### Functions and graphs: Transformations of graphs and functions

### Reflection in the line y = x

There is one more special transformation of the graph of a function, which is mirroring in the oblique line with equation \(y=x\). This transformation swaps the coordinates of a point. This line mirroring fits the creation of the graph of an inverse function \(f^{-1}\) given the invertible function \(f\).

Graph of an inverse function Consider a bijective function \(f(x)\), i.e., a function that satisfies the horizontal line criterion and for which thus an inverse function \(f^{-1}(x)\) exists. The graph of \(f^{-1}\) arises from the graph of \(f\) by reflection in the line with equation \(y=x\).

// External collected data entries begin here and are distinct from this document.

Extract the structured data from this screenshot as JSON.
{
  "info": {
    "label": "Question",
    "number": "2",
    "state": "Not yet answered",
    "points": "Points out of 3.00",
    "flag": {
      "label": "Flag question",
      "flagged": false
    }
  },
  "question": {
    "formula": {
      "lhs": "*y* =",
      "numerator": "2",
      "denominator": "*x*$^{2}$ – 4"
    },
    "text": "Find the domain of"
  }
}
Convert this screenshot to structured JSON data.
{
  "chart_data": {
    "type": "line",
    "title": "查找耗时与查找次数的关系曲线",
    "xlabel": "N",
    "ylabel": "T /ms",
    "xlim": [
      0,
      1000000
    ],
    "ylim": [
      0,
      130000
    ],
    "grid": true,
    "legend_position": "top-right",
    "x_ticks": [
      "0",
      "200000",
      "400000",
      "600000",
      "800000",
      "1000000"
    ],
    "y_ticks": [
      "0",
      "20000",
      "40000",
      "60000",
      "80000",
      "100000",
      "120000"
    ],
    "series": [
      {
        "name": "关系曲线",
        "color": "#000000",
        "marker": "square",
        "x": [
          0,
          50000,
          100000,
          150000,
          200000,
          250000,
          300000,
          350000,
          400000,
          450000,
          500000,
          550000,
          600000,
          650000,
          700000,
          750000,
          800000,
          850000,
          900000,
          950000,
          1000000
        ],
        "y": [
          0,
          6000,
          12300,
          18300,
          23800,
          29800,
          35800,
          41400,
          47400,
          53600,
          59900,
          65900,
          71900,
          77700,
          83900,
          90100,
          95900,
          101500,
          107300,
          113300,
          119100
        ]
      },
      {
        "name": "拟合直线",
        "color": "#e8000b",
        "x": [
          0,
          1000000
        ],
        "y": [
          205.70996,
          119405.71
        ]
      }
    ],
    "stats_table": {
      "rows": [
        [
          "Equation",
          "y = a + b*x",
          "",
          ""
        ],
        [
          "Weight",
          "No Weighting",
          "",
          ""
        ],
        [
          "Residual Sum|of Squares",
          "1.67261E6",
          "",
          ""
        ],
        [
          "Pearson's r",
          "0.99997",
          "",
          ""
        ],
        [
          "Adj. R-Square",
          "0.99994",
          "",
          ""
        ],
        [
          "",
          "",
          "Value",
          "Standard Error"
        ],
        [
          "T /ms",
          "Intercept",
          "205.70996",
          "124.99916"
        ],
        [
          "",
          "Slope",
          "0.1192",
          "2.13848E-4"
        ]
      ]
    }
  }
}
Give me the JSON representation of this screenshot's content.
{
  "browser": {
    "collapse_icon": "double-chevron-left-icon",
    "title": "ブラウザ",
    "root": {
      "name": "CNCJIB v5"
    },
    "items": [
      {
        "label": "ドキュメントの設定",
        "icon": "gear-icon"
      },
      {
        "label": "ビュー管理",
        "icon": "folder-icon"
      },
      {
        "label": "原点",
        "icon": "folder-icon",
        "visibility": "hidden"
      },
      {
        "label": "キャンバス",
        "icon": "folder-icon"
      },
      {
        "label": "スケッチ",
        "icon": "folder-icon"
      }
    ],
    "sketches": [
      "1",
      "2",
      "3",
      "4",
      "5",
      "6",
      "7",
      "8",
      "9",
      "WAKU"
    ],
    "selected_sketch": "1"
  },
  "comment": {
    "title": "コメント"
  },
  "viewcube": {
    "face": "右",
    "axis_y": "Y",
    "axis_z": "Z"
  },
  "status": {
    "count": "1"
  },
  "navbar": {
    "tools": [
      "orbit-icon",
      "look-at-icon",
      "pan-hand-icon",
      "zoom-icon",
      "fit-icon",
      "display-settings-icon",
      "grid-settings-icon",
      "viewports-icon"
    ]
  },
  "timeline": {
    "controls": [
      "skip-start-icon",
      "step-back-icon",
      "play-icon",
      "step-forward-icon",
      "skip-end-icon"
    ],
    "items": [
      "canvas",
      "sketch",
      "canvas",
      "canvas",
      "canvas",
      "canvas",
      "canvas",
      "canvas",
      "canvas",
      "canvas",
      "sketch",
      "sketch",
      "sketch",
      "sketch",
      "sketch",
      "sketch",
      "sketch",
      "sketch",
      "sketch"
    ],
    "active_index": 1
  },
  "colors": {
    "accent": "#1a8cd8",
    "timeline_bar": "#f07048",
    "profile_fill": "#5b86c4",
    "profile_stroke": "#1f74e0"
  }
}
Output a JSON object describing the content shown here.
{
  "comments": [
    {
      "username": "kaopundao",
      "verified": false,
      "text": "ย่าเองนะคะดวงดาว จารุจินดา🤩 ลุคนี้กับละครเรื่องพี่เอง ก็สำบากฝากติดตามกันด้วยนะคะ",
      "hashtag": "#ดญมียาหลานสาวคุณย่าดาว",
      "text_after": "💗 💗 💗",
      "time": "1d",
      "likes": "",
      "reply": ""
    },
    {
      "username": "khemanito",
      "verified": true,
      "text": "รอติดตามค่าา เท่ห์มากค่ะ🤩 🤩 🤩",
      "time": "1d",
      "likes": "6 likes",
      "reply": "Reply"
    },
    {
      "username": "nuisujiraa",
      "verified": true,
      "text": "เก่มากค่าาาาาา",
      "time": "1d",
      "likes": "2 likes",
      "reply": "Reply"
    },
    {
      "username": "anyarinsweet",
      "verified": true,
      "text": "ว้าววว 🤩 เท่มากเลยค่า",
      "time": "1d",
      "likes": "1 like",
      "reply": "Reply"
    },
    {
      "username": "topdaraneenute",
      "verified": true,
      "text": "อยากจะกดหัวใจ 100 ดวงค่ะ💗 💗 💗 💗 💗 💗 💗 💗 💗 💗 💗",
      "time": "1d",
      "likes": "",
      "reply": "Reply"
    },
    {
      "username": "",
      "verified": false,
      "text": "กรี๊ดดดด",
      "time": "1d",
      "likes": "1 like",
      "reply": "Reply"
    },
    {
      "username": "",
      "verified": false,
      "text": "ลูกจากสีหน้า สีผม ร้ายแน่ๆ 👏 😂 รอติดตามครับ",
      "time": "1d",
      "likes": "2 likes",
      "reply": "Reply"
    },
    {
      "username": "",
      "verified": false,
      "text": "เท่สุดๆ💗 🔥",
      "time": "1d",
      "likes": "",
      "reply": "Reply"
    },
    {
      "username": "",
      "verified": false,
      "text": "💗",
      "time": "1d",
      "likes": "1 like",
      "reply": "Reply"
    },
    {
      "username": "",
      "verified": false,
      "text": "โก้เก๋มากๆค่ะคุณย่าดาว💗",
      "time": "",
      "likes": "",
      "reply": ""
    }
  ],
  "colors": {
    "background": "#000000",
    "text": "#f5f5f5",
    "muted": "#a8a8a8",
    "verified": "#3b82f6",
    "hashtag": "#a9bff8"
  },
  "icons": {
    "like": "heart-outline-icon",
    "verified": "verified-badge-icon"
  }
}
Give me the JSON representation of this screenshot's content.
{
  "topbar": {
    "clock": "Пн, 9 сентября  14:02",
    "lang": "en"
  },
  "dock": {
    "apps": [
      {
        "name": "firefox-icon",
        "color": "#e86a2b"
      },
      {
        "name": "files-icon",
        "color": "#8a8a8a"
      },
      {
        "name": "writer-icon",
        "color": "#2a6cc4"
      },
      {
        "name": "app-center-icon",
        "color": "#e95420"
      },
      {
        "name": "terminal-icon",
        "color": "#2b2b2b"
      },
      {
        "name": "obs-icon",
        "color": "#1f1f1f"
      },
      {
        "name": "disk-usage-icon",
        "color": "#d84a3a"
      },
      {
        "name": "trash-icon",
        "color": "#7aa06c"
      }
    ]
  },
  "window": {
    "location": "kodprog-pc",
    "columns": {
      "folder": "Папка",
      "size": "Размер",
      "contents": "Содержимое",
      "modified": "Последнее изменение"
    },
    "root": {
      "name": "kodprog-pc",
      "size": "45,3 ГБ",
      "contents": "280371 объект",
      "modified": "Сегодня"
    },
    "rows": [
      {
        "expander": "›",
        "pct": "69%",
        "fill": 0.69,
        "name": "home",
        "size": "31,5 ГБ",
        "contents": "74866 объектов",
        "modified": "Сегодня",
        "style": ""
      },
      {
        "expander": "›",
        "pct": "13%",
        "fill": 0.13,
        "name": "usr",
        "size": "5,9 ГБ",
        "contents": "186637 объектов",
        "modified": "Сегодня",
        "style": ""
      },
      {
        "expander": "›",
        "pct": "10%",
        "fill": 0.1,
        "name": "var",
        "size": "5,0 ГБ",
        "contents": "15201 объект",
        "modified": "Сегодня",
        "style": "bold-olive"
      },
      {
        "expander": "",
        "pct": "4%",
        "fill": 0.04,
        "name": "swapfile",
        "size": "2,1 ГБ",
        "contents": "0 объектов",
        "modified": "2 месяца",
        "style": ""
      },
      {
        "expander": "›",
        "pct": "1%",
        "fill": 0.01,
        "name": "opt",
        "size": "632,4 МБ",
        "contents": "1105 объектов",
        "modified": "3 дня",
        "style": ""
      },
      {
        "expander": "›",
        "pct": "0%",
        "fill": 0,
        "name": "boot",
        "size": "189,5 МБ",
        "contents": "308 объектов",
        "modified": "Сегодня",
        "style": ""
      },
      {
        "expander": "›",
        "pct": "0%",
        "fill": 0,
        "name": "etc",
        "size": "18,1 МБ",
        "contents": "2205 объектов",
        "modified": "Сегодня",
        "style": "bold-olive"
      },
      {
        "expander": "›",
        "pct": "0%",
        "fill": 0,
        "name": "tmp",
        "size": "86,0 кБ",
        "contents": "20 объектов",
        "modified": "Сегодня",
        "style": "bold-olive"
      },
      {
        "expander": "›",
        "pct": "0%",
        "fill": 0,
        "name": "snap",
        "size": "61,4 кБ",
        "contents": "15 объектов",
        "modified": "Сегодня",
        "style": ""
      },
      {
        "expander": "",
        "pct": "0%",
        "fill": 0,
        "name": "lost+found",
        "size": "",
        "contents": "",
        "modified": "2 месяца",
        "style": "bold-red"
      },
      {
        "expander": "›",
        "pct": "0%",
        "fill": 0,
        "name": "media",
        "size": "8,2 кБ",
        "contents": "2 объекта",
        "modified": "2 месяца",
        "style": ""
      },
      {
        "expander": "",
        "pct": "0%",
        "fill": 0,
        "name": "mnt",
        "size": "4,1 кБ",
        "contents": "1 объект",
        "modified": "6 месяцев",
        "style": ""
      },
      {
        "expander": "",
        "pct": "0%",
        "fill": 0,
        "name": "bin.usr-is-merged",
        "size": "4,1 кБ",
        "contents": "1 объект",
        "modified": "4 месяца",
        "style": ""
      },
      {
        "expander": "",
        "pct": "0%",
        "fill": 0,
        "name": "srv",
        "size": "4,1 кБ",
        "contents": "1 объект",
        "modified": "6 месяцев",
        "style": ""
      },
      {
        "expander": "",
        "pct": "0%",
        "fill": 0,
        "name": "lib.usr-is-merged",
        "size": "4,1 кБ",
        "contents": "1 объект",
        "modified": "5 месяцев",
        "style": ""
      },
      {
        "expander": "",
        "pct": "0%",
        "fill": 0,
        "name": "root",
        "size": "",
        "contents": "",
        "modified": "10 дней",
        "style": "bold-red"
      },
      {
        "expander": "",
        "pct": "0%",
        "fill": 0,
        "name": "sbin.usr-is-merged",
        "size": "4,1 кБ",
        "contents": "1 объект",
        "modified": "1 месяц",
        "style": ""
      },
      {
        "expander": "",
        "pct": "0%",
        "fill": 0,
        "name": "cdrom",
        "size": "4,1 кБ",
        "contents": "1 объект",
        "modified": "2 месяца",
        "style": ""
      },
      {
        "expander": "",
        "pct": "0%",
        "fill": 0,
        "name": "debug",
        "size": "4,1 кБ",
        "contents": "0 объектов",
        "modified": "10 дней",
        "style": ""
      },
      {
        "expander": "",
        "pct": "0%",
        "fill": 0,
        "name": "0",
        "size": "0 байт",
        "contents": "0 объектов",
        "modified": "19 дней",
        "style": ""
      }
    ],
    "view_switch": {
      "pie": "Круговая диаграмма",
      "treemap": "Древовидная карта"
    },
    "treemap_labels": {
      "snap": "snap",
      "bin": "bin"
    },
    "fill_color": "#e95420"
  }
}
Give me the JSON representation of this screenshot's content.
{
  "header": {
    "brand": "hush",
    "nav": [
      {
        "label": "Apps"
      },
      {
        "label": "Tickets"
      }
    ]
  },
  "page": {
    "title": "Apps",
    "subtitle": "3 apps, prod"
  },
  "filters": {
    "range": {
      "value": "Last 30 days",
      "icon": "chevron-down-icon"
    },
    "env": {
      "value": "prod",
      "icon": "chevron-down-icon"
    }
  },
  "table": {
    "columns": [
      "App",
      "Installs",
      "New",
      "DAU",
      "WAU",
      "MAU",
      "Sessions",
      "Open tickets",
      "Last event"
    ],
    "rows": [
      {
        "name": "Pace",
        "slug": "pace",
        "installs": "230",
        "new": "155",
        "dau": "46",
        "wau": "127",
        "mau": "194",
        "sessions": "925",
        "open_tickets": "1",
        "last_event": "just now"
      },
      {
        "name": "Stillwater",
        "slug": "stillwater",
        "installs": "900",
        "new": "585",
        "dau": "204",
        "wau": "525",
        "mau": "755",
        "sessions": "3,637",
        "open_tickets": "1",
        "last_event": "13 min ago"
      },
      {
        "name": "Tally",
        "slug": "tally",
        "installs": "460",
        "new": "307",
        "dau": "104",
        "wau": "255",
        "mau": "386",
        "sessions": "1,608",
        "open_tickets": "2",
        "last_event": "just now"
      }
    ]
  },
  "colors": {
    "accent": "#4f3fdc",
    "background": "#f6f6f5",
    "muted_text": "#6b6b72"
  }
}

In other words, the graphs of a function and its inverse are each other's mirror images with respect to reflection in the line \(y=x\).

Constructing a function rule for an inverse function Construction of a function rule for the inverse function of a bijective function \(f\) consists of two steps:

- Simultaneously replace \(x\) with \(y\) and replace \(y\) with \(x\) in the equation \(y=f(x)\). So you swap \(x\) and \(y\) with each other and get the equation \(x=f(y)\).
- Isolate \(y\) in the equation \(x=f(y)\). The right-hand side then becomes the function rule of \(f^{-1}(x)\).